Making Images Real Again: A Comprehensive Survey on Deep Image Composition
Li Niu, Wenyan Cong, Liu Liu, Yan Hong, Bo Zhang, Jing Liang, Liqing Zhang
TL;DR
This survey systematically catalogs the landscape of deep image composition, defining three core inconsistency types and decomposing the problem into sub-tasks such as object placement, image blending, image harmonization, and shadow/reflection generation. It distinguishes category-specific and instance-specific, and traditional versus deep-learning approaches, including a dedicated discussion of generative composition and foreground object search. The authors provide a comprehensive mapping of methods, datasets, and evaluation metrics, introduce public resources like the Awesome-Object-Insertion repo and the libcom toolbox, and offer practical guidance on method selection and experimental evaluation. Together, these contributions establish a roadmap for advancing realistic image composition across static images and beyond, with emphasis on diffusion-based generative approaches and integrative pipelines. The work serves as a foundational reference for researchers and developers designing end-to-end image composition systems for applications in creative media, advertising, and data augmentation.
Abstract
As a common image editing operation, image composition (object insertion) aims to combine the foreground from one image and another background image, to produce a composite image. However, there are many issues that could make the composite images unrealistic. These issues can be summarized as the inconsistency between foreground and background, which includes appearance inconsistency (e.g., incompatible illumination), geometry inconsistency (e.g., unreasonable size), and semantic inconsistency (e.g., mismatched semantic context). The image composition task could be decomposed into multiple sub-tasks, in which each sub-task targets one or more issues. Specifically, object placement aims to find reasonable scale, location, and shape for the foreground. Image blending aims to address the unnatural boundary between foreground and background. Image harmonization aims to adjust the illumination statistics of foreground. Shadow (resp., reflection) generation aims to generate plausible shadow (resp., reflection) for the foreground.
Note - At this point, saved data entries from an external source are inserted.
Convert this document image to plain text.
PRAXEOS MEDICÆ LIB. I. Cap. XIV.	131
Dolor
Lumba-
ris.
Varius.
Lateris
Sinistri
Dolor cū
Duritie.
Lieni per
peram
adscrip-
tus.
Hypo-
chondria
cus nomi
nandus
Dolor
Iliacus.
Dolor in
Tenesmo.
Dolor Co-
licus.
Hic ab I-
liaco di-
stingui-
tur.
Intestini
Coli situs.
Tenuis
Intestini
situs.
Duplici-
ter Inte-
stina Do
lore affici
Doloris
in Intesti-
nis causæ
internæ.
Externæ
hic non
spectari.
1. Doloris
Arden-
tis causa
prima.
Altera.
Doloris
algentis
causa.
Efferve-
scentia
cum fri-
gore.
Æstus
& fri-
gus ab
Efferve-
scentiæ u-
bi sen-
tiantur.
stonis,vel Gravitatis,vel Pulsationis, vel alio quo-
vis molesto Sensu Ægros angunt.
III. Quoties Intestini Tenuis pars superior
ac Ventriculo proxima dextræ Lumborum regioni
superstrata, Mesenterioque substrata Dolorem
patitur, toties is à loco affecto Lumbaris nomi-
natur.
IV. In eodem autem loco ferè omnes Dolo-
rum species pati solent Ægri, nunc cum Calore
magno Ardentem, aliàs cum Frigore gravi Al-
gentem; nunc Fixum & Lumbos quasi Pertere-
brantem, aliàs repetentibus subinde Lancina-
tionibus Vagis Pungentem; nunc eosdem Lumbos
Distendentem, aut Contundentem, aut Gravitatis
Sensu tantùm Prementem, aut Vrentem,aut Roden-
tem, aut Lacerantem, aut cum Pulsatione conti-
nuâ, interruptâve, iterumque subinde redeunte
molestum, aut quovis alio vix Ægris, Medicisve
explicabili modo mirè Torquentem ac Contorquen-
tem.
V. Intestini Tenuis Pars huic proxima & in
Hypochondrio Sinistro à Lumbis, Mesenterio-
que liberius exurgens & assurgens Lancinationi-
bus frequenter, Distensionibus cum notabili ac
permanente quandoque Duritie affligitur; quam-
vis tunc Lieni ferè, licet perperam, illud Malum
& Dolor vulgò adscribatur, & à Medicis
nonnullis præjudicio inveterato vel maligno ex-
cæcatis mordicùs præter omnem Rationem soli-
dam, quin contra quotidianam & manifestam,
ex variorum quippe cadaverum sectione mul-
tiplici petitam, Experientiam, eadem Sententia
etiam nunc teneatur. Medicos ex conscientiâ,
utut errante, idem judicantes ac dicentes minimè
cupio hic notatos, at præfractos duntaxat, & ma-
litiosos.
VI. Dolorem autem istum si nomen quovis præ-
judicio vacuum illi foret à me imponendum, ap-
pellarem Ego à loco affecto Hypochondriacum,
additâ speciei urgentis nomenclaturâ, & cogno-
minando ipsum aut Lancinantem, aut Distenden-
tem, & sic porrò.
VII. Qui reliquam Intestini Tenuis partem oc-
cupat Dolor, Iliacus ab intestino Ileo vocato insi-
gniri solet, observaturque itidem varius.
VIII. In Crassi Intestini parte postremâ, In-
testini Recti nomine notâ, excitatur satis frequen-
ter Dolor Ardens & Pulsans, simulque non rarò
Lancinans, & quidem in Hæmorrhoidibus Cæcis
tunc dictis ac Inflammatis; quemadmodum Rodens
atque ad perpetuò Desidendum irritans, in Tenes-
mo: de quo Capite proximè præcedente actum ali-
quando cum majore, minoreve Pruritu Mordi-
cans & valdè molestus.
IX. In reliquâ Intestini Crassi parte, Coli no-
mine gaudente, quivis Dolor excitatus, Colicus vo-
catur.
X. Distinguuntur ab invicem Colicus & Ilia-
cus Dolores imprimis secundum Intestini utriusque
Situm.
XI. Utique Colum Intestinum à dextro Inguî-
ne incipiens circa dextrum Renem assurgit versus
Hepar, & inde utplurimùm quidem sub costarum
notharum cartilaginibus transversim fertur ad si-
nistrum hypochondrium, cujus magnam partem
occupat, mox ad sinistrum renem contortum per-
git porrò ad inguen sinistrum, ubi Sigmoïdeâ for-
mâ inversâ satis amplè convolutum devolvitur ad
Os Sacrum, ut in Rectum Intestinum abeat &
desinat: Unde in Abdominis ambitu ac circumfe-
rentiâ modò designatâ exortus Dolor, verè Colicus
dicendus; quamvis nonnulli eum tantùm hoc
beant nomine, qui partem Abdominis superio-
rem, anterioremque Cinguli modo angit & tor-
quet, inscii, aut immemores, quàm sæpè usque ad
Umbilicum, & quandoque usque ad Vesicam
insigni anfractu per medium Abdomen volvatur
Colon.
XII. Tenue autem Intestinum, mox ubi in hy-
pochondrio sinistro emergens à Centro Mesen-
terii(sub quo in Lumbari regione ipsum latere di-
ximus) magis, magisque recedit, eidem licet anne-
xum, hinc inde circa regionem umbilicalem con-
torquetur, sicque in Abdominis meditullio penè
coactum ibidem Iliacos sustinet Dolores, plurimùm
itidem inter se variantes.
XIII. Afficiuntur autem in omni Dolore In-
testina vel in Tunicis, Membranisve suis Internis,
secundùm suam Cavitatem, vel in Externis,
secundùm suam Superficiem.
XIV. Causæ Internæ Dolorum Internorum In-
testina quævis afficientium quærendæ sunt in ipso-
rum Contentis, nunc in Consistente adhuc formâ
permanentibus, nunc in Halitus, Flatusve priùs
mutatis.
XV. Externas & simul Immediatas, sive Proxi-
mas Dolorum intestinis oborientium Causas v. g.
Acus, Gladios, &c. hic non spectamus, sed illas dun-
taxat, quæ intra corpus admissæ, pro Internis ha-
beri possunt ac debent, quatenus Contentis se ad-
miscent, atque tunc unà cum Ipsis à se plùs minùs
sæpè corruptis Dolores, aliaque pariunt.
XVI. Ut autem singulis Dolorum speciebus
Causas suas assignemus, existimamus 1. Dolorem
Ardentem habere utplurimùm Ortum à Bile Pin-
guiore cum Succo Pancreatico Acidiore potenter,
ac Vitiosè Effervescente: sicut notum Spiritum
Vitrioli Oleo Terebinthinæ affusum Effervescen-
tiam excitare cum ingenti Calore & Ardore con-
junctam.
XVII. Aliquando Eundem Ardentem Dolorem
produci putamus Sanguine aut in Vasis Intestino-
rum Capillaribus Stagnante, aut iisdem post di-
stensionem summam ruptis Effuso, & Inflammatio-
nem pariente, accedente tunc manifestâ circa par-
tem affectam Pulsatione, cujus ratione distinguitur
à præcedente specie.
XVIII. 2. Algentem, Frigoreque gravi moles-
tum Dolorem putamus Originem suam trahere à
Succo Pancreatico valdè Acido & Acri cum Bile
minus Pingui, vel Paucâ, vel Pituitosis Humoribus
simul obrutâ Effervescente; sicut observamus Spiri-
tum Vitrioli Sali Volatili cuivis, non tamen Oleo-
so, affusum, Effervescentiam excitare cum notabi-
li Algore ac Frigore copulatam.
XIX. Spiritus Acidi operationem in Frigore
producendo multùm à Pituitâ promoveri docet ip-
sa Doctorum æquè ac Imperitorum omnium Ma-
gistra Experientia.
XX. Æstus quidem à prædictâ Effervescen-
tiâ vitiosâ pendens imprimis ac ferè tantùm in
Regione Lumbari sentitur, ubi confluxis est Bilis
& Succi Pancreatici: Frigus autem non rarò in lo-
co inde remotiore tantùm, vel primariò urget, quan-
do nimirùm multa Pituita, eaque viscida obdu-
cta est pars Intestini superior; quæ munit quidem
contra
These sub-tasks can be executed sequentially or in parallel to acquire realistic composite images. To the best of our knowledge, there is no previous survey on image composition. In this paper, we conduct a comprehensive survey over the sub-tasks and combined task of image composition. For each one, we summarize the existing methods, available datasets, and common evaluation metrics. Datasets and codes for image composition are summarized at https://github.com/bcmi/Awesome-Object-Insertion. We have also contributed the first image composition toolbox libcom: https://github.com/bcmi/libcom, which assembles 10+ image-composition-related functions (e.g., image blending, image harmonization, object placement, shadow generation, generative composition). The ultimate goal of this toolbox is to solve all image composition problems with simple `import libcom'.